AT&T took over Bell South?

That's how this whole Cingular mess got started. Cingular was owned fifty-fifty by BellSouth and SBC. Not to long after Cingular bought AT&T Wireless, SBC happened to buy AT&T proper - keeping the AT&T name, as no brand in the world was loathed as much as SBC. AT&T then went out and bought BellSouth, getting all of Cingular in the process, and thus starting the rebranding that seems incredibly stupid to pretty much the entire American public.

All the Bells are now either AT&T, Verizon, or Qwest, with the exception, oddly enough, of Cincinnati Bell.

Craig-- that's amazing. I mean, you just can't make this stuff up. SBC bought AT&T?! SBC?!? That crappy ambulanec-chasing sleaze phone carrier is now AT&T?

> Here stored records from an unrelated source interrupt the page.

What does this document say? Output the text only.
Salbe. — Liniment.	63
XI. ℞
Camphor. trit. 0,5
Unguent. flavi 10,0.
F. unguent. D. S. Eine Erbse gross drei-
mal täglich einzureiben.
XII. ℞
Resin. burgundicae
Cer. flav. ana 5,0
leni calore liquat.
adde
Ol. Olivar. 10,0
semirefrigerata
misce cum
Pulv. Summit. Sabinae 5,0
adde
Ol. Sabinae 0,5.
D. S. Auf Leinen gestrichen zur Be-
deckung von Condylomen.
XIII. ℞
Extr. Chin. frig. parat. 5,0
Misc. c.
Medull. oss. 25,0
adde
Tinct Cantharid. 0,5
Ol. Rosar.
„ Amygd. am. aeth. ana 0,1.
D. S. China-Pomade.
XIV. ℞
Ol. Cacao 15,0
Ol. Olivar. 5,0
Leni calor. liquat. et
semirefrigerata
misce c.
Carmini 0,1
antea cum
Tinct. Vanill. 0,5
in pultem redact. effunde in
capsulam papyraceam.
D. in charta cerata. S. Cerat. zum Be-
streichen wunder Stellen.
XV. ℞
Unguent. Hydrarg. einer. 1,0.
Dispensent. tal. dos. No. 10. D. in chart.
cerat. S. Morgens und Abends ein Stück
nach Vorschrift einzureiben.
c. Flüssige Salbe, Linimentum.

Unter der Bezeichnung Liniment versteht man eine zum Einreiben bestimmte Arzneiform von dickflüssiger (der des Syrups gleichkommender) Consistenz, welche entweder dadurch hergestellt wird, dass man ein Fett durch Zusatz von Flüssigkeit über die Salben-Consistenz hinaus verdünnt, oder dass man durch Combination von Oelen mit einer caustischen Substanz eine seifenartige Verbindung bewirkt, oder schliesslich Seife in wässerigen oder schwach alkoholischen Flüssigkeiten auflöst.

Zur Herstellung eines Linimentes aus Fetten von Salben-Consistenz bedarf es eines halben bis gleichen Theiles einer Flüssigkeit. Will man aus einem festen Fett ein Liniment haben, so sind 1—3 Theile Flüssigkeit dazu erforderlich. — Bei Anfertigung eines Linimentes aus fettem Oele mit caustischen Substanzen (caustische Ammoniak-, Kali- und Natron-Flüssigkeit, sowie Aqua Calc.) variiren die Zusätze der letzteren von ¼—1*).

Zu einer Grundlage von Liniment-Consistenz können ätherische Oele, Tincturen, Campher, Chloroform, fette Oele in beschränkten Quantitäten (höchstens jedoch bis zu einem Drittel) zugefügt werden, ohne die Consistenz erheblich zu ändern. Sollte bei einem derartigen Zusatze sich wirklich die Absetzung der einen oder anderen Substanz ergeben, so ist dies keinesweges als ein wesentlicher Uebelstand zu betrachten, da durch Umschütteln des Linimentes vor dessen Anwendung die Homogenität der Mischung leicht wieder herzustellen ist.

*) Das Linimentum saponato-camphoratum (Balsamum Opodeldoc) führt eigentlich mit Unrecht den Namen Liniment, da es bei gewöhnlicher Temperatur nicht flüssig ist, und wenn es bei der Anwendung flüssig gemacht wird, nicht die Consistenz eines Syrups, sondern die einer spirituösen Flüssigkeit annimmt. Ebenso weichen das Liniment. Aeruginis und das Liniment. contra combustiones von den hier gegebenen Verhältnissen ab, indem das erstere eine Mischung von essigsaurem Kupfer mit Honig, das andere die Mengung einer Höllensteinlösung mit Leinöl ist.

So I'm not the only one who thinks the re-branding of Cingular is a huge, costly error? Other than the iPhone, which I am not getting anyway, there's no compelling reason to stay with Cing-- er, AT&T. The price fixing in the business is so blatant, it really doesn't matter what carrier you use: pricng is all witin a few dollars of one another.

Thad:

If you think THAT'S bad branding, you should take a look at the 2012 Olympics logo controversy. London paid the equivalent of 800 grand for something that looks like a pink swastika.

Priest...put it in old white men terms...you know...Republicans....they want things how they used to be, so out goes the Cingular name, in comes the at&t.

Except they made it lowercase. Y'know, to "hep" it up.